Universale Chair (1966)
Joe Colombo, an industrial designer and former artist from Italy, got fixated on the issue of creating a single-form, mass-produced chair in the early 1960s. He first tried working with aluminium but eventually found success with the robust and tough plastic known as ABS.
The Universale had a futuristic, Space Age atmosphere. Colombo loved to refer to himself as a “designer of the environment of the future.” It shared characteristics with the Pop art of the time because of its vibrantly bold colours and playful rounded forms.
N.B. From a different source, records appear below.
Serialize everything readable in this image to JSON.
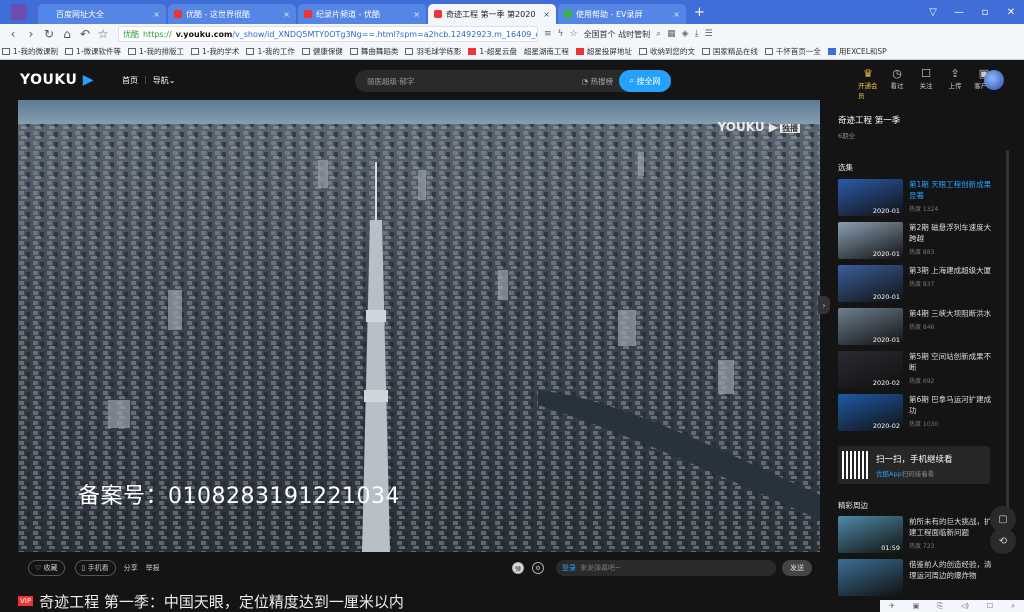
{
  "browser": {
    "tabs": [
      {
        "label": "百度网址大全"
      },
      {
        "label": "优酷 - 这世界很酷"
      },
      {
        "label": "纪录片频道 - 优酷"
      },
      {
        "label": "奇迹工程 第一季 第2020"
      },
      {
        "label": "使用帮助 - EV录屏"
      }
    ],
    "url_prefix": "优酷",
    "url_scheme": "https://",
    "url_host": "v.youku.com",
    "url_path": "/v_show/id_XNDQ5MTY0OTg3Ng==.html?spm=a2hcb.12492923.m_16409_c_60",
    "search_engine": "全国首个 战时管制",
    "bookmarks": [
      "1-我的微课制",
      "1-微课软件等",
      "1-我的排版工",
      "1-我的学术",
      "1-我的工作",
      "健康保健",
      "舞曲舞蹈类",
      "羽毛球学练影",
      "1-超星云盘",
      "超星湖南工程",
      "超星投屏地址",
      "收纳到您的文",
      "国家精品在线",
      "千怀首页一全",
      "用EXCEL和SP"
    ]
  },
  "header": {
    "logo_main": "YOUKU",
    "logo_accent": "▶",
    "nav_home": "首页",
    "nav_sep": "|",
    "nav_menu": "导航⌄",
    "search_placeholder": "丽医超级·郁字",
    "search_hot": "热搜榜",
    "search_button": "搜全网",
    "icons": [
      {
        "label": "开通会员",
        "glyph": "♛",
        "icon": "crown-icon"
      },
      {
        "label": "看过",
        "glyph": "◷",
        "icon": "history-icon"
      },
      {
        "label": "关注",
        "glyph": "☐",
        "icon": "bookmark-icon"
      },
      {
        "label": "上传",
        "glyph": "⇪",
        "icon": "upload-icon"
      },
      {
        "label": "客户端",
        "glyph": "▣",
        "icon": "client-icon"
      }
    ]
  },
  "player": {
    "watermark": "YOUKU ▶",
    "watermark_badge": "独播",
    "beian": "备案号：0108283191221034"
  },
  "controls": {
    "collect": "♡ 收藏",
    "phone": "▯ 手机看",
    "share": "分享",
    "report": "举报",
    "danmu_login": "登录",
    "danmu_placeholder": "来发弹幕吧~",
    "danmu_send": "发送"
  },
  "video_title": "奇迹工程 第一季：中国天眼，定位精度达到一厘米以内",
  "sidebar": {
    "show_title": "奇迹工程 第一季",
    "episode_count": "6期全",
    "section_episodes": "选集",
    "episodes": [
      {
        "name": "第1期 天眼工程创新成果显著",
        "date": "2020-01",
        "heat": "热度 1324",
        "color": "#2b5aa8"
      },
      {
        "name": "第2期 磁悬浮列车速度大跨越",
        "date": "2020-01",
        "heat": "热度 883",
        "color": "#8aa0b4"
      },
      {
        "name": "第3期 上海建成超级大厦",
        "date": "2020-01",
        "heat": "热度 837",
        "color": "#3a5f9a"
      },
      {
        "name": "第4期 三峡大坝阻断洪水",
        "date": "2020-01",
        "heat": "热度 846",
        "color": "#6e7f90"
      },
      {
        "name": "第5期 空间站创新成果不断",
        "date": "2020-02",
        "heat": "热度 692",
        "color": "#2a2a32"
      },
      {
        "name": "第6期 巴拿马运河扩建成功",
        "date": "2020-02",
        "heat": "热度 1030",
        "color": "#1e5aa6"
      }
    ],
    "qr_title": "扫一扫，手机继续看",
    "qr_app": "优酷App",
    "qr_sub": "扫码接着看",
    "section_around": "精彩周边",
    "around": [
      {
        "name": "前所未有的巨大挑战，扩建工程面临新问题",
        "duration": "01:59",
        "heat": "热度 723",
        "color": "#4f8aa8"
      },
      {
        "name": "借鉴前人的创造经验，清理运河周边的爆炸物",
        "duration": "",
        "heat": "",
        "color": "#3b6f96"
      }
    ]
  }
}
Variability was another issue; the Universal’s system of interchangeable screw-on legs could adjust the chair’s height and, consequently, its function—from towering bar stool to dining-room chair.
UP5 Donna (1969)
The moment the vacuum package was opened, the Up5 instantly grew to its full size in front of your eyes. This rethinking of construction and assemblage was referred to as “transformation furniture” by the avant-garde Italian architect Gaetano Pesce, who created the chair for B&B Italia as part of the seven-model Up series. To the hard plastic chairs that had become widely used up to that point, the Up5 was the ideal counterpunch. The Donna (‘lady’) had a connected ball-shaped ottoman and was overtly, voluptuously feminine. It had the comfort and texture of upholstered furniture while keeping a sense of the poppiest modernity of the moment, thanks to the combination of moulded polyurethane foam and stretch cloth.
Czerwinski, M. (2010). Fifty chairs that changed the world (2nd ed.)London. Conran.